For me- the learning has been immense. Whilst I have achieved the remit of my project this is just the beginning. It might be the end of the FN Scholarship but it’s just the beginning if our journey in improving the care we provide to dementia patents and their families. My Dad always says the “World is your Lobster” which says a lot about his sense of humour- well the World is definitely our Lobster.
When one reflects and considers your own journey you have to appreciate that you cannot achieve anything alone. Some of the best leaders are those who are able to show humility and accept help from others. Whilst I do believe that one person can change the World, together is stronger, kinder and much more fun.

And what of my personal journey. It’s been very hard balancing the challenges of work with my own personal experiences of being a carer, mum and wife with more emotional and challenging personal issues arising on an almost weekly basis. But it’s also been extremely worthwhile. Being in Australia heightened my learning as well as being the first real break I’ve had for 5 years and it was an absolute pleasure to meet colleagues from across the globe and be challenged both professionally and personally. Back to the cold and wet and even snow of England but back home to those who love me and need me and to a wonderful population who deserve to be fought for, held in high esteem and ultimately to teach us the value of caring.

Thank you Florence Nightingale Foundation  

Sunday 18 October 2015

Australia here I come ....but what a dilemma


The last few weeks have flown by. I now have 4 days until I fly to Australia to speak at a conference, visit numerous Alzheimer’s projects and the KOORI project. Nearly all of what I’ve achieved has been via twitter and I am a convert -finding new friends and enthusiastic contacts that actively campaign for the rights of others.
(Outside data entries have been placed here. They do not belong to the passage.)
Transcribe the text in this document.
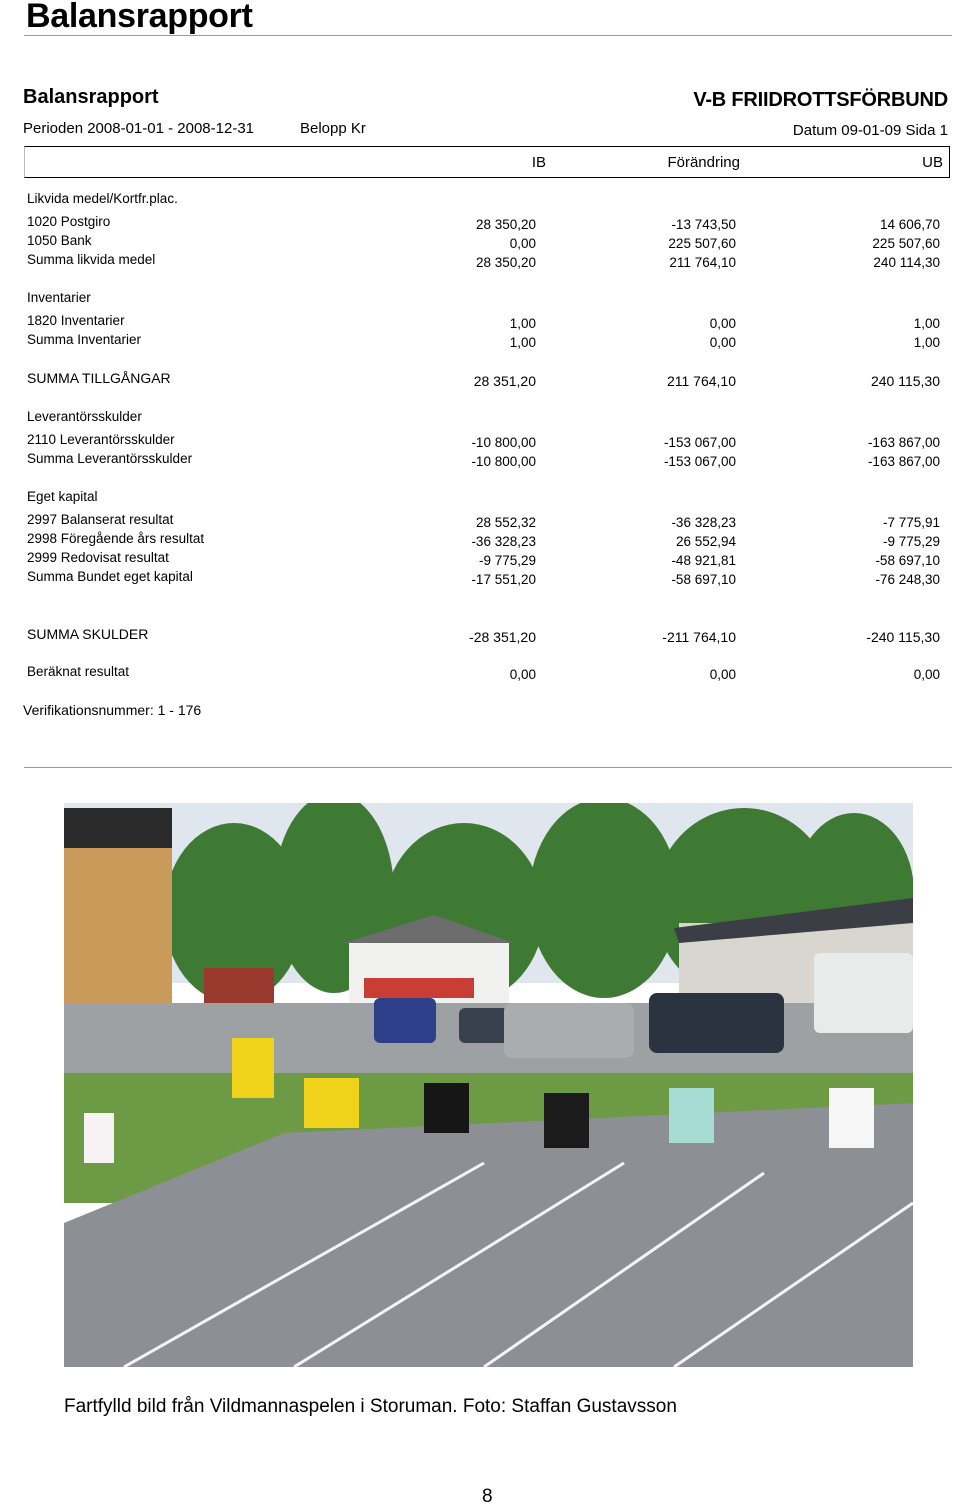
Balansrapport
Balansrapport	V-B FRIIDROTTSFÖRBUND
Perioden 2008-01-01 - 2008-12-31	Belopp Kr	Datum 09-01-09 Sida 1
IB	Förändring	UB
Likvida medel/Kortfr.plac.
1020 Postgiro	28 350,20	-13 743,50	14 606,70
1050 Bank	0,00	225 507,60	225 507,60
Summa likvida medel	28 350,20	211 764,10	240 114,30
Inventarier
1820 Inventarier	1,00	0,00	1,00
Summa Inventarier	1,00	0,00	1,00
SUMMA TILLGÅNGAR	28 351,20	211 764,10	240 115,30
Leverantörsskulder
2110 Leverantörsskulder	-10 800,00	-153 067,00	-163 867,00
Summa Leverantörsskulder	-10 800,00	-153 067,00	-163 867,00
Eget kapital
2997 Balanserat resultat	28 552,32	-36 328,23	-7 775,91
2998 Föregående års resultat	-36 328,23	26 552,94	-9 775,29
2999 Redovisat resultat	-9 775,29	-48 921,81	-58 697,10
Summa Bundet eget kapital	-17 551,20	-58 697,10	-76 248,30
SUMMA SKULDER	-28 351,20	-211 764,10	-240 115,30
Beräknat resultat	0,00	0,00	0,00
Verifikationsnummer: 1 - 176
Fartfylld bild från Vildmannaspelen i Storuman. Foto: Staffan Gustavsson
8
I’ve been planning this for months, keeping in touch with contacts and working hard to identify places to go. I haven’t actually written my talk yet, although I have sent in the presentation. Typical me….I tend to talk from the heart not from cards.

Living with dementia is a journey full of hills and dips. Living with dementia can mean caring for, giving or supporting and in my eyes I have the easiest journey. My father’s path is the uphill one and we simply bring some reprieve to them and enable him to take a different turning every now and then which provides him with an easier path or something lovely to look at.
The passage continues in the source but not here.